The first section was all about birds. And then came the chaos. I love the sheen of the silk that the camera’s flash picked up in this picture. The silk that I am using generally doesn’t show any signs of sheen until the finished piece has been washed and pressed. It can be disappointingly dull on the loom.

Weaving the chaos section wasn’t so much fun until I came up with a way to color code sections and match those to color markings on the charting paper. Then I also discovered that when you are trying to create chaos, nothing really counts as a mistake unless, of course, it is structural.

So, while I do manage to stick very well to what I have drawn on paper, an occasional line that wanders off to the right when the charts says it should be going left is no big deal at all…thankfully!

There will be some hummingbirds hidden within the chaos. I like how some of the chaos shapes can start to look like recognizable forms if you stare at them long enough…one shape might look like a llama, another like a rabbit, another like a demon, another like a flamingo. If you blink, you lose the spot on which you had been focusing and chances are you won’t find the rabbit again! It’s sort of like when you see figures in fast-moving clouds. 

And so, I am creeping along with this. It’s slow but I would say that it’s painlessly so! There’ll be an addition to the story when I get to the center. Once I get to the main black shape that the ikat tape had enclosed, I won’t be picking up across 1200 ends any more and the number of threads of pick-up pattern will gradually reduce. I am sure to feel as if I am zooming along at that point.

You can probably spot the hummingbirds in amongst the chaos in this shot. They are on a journey, the end of which will be revealed when I get to the center of this piece.

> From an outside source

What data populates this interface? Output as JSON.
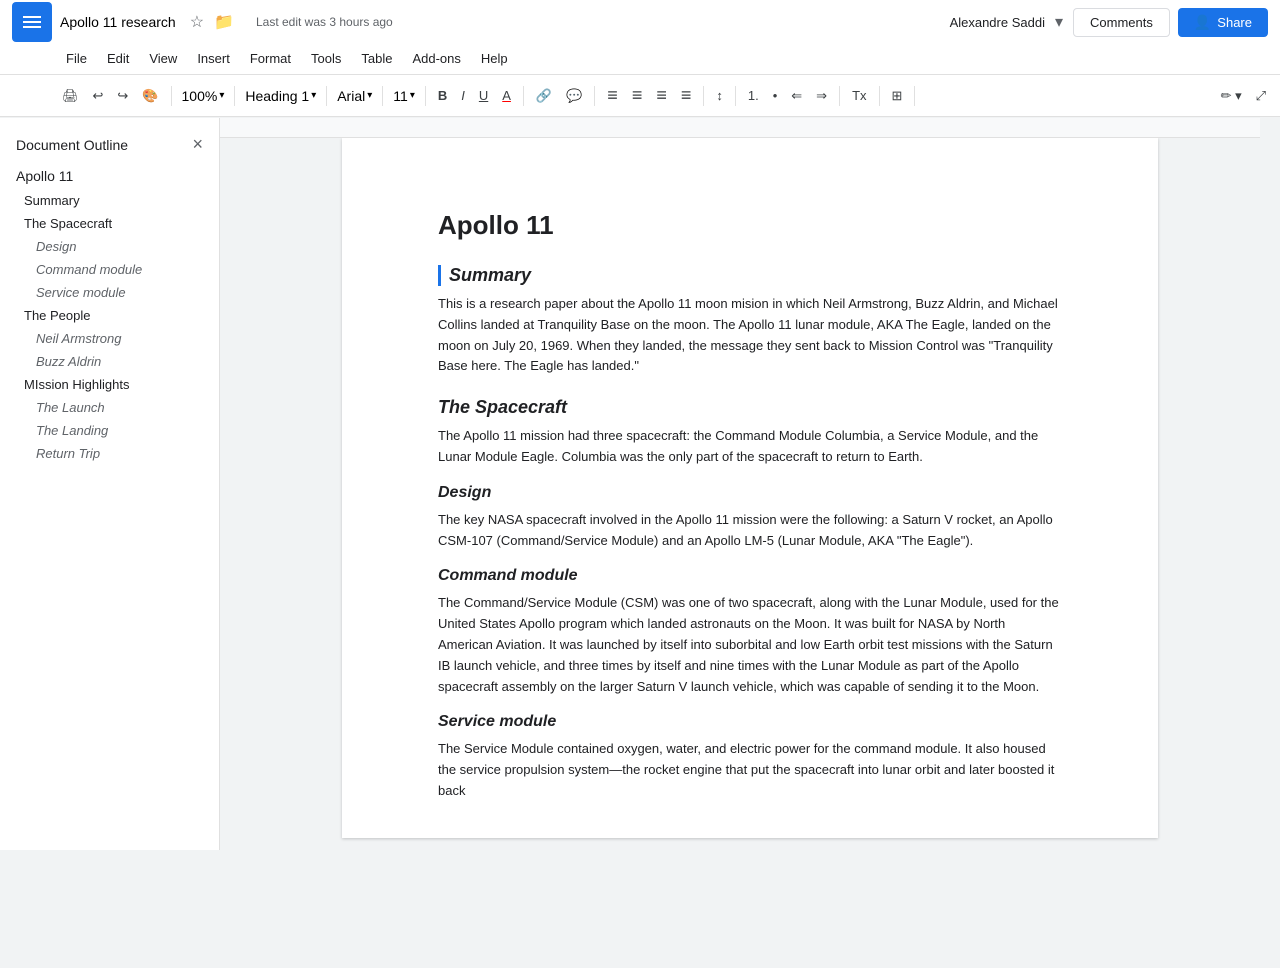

I am still not able to capture the richness of the red in these pieces. Once Part 2 is finished, I’ll put the two finished pieces together and get to work trying to figure out how to photograph them better.

I hope I’ll be able to show where those hummingbirds are heading in my next post.

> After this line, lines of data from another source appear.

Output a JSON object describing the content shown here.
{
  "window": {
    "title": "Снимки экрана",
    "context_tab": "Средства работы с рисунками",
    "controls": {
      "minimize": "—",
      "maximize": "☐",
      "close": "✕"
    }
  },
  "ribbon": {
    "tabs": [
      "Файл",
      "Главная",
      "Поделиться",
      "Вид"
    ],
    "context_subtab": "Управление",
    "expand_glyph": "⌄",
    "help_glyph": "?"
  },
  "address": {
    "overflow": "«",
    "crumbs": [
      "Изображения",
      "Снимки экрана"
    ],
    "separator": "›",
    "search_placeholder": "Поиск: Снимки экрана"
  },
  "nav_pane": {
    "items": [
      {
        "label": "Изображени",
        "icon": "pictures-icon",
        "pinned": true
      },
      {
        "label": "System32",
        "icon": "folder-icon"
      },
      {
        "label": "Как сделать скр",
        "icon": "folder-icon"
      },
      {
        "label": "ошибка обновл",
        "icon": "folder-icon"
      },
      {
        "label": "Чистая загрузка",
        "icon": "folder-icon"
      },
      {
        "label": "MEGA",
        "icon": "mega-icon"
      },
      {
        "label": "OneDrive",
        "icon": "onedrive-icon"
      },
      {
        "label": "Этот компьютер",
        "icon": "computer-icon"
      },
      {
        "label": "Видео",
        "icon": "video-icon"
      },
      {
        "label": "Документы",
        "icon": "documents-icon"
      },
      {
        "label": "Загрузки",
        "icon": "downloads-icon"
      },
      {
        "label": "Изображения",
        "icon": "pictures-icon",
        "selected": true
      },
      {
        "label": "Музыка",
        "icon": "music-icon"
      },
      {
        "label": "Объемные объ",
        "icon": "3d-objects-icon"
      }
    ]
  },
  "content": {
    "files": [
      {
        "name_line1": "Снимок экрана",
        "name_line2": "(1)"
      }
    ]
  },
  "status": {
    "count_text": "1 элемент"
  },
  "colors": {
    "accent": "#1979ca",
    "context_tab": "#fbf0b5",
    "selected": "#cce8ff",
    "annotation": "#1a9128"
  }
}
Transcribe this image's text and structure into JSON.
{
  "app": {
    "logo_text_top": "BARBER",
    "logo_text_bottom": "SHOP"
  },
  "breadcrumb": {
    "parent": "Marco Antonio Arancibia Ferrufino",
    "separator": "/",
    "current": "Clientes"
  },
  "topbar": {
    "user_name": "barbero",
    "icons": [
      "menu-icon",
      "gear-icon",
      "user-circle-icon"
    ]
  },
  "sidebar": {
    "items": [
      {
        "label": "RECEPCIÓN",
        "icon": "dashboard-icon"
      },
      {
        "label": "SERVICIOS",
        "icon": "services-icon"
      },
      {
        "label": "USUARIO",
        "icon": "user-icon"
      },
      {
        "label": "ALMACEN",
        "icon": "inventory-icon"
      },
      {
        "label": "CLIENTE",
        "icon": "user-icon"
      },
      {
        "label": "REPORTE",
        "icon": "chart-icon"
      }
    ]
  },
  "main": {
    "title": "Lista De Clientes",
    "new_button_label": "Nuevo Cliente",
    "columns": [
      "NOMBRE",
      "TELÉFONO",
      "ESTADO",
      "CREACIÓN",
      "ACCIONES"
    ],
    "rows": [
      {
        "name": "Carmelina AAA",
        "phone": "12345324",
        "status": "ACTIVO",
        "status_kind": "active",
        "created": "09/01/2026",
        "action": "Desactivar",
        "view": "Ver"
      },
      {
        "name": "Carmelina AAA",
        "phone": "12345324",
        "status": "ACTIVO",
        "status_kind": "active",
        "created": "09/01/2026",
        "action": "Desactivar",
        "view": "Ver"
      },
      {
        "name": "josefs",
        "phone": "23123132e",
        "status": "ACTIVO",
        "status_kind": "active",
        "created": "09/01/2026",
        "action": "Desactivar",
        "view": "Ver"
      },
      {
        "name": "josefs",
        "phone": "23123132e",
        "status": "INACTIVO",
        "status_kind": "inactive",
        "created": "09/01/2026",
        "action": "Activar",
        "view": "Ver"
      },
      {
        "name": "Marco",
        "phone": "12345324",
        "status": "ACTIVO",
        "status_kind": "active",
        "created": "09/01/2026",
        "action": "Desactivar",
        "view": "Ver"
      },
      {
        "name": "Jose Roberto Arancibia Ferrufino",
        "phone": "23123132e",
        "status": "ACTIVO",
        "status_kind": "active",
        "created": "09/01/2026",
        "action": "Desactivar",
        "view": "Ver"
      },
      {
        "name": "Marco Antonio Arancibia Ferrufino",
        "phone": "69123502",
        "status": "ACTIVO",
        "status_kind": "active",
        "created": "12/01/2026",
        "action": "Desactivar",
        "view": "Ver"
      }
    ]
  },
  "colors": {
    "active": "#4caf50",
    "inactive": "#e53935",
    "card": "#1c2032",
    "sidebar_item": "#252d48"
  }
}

Zoom meetings are still keeping me good company. I so love being able to get together with weaving friends on a regular basis and my Andean Pebble Weave on Inkle Looms workshops have been going really well with students turning out some really pretty bands, some of which have their own original patterns. By the way, the new book that I am currently writing is another project that has been keeping me busy behind the scenes.

Take care everyone and please continue to stay safe.


Responses

  1. I love the project. Chaos seems hard to draw. Every time I try to make randomness, pattens always seem to appear. I’m glad your still healthy and able to ‘meet’ with people. Take care and can’t wait for the new book.

    • Yes, I know what you mean. I have that very same problem with randomness. Now that I have this one down on paper my subconscious won’t be able to interfere and direct my hands to rearranging things in a more orderly fashion.

  2. That is fabulous Laverne! Thank you for sharing.

  3. When randomness is down on paper is it still randomness? Nice patterns that remind me of weft ikat that gets out of line.

    • I am not trying to weave ramdomness. I am trying to weave a pattern which to me represents chaos. The randomness came in my drawing of the lines on paper. Now I am following that pattern and replicating it in my cloth.